通过推理塑形缓解过度思考
Mitigating Overthinking through Reasoning Shaping
October 10, 2025
作者: Feifan Song, Shaohang Wei, Bofei Gao, Yejie Wang, Wen Luo, Wei Li, Linli Yao, Weimin Xiong, Liang Chen, Tianyu Liu, Houfeng Wang
cs.AI
摘要
基于验证器奖励强化学习(RLVR)驱动的大型推理模型(LRMs)在问题解决方面展现出强大能力,然而它们常引发过度思考:即冗长曲折的推理过程,导致计算成本膨胀。先前RLVR中的惩罚机制设计虽能减少令牌消耗,却往往损害模型性能,这源于令牌级监督的过于简化。本文主张,监督的粒度在平衡效率与准确性中扮演关键角色,并提出了一种步骤级的推理正则化方法——组相对片段惩罚(GRSP)。初步分析表明,推理片段与令牌消耗及模型性能高度相关,因此我们设计了一种跨片段集群的长度感知加权机制。大量实验证实,GRSP在不显著牺牲准确性的前提下实现了更优的令牌效率,尤其在处理更复杂问题时优势明显。此外,GRSP稳定了RL训练过程,并在不同模型规模上展现出良好的扩展性。
English
Large reasoning models (LRMs) boosted by Reinforcement Learning from Verifier
Reward (RLVR) have shown great power in problem solving, yet they often cause
overthinking: excessive, meandering reasoning that inflates computational cost.
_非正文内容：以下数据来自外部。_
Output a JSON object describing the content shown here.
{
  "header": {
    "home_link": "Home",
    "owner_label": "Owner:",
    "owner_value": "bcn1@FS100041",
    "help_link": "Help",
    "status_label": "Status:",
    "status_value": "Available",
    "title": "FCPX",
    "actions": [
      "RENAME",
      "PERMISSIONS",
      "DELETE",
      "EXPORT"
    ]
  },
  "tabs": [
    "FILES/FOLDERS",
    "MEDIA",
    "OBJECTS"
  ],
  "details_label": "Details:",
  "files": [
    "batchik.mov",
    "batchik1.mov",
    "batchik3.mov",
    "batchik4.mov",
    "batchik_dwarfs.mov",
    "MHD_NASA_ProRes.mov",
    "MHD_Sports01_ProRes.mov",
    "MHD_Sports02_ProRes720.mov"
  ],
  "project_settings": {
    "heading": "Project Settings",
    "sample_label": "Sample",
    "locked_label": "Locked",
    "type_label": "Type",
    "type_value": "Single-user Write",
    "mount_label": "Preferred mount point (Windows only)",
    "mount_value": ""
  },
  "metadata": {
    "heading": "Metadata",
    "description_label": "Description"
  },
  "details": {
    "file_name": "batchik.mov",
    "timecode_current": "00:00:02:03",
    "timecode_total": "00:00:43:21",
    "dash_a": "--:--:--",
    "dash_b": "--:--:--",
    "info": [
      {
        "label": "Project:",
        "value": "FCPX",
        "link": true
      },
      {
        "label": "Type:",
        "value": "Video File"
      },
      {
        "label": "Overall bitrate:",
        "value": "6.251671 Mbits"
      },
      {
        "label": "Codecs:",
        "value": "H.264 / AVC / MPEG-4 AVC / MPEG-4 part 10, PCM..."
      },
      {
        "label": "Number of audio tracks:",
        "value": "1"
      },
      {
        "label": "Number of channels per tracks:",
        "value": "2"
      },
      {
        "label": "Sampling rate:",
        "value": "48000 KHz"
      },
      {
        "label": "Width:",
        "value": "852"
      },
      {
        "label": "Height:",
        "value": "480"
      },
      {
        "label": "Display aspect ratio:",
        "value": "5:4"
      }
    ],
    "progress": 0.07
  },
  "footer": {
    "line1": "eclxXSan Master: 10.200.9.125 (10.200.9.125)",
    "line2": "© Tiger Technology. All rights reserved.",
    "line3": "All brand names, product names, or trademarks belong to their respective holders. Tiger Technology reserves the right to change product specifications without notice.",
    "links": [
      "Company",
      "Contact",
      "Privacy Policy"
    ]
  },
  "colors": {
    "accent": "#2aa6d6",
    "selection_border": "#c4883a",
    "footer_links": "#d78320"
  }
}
Prior designs of penalization in RLVR manage to reduce token consumption while
often harming model performance, which arises from the oversimplicity of
token-level supervision. In this paper, we argue that the granularity of
supervision plays a crucial role in balancing efficiency and accuracy, and
propose Group Relative Segment Penalization (GRSP), a step-level method to
regularize reasoning. Since preliminary analyses show that reasoning segments
are strongly correlated with token consumption and model performance, we design
a length-aware weighting mechanism across segment clusters. Extensive
experiments demonstrate that GRSP achieves superior token efficiency without
heavily compromising accuracy, especially the advantages with harder problems.
Moreover, GRSP stabilizes RL training and scales effectively across model
sizes.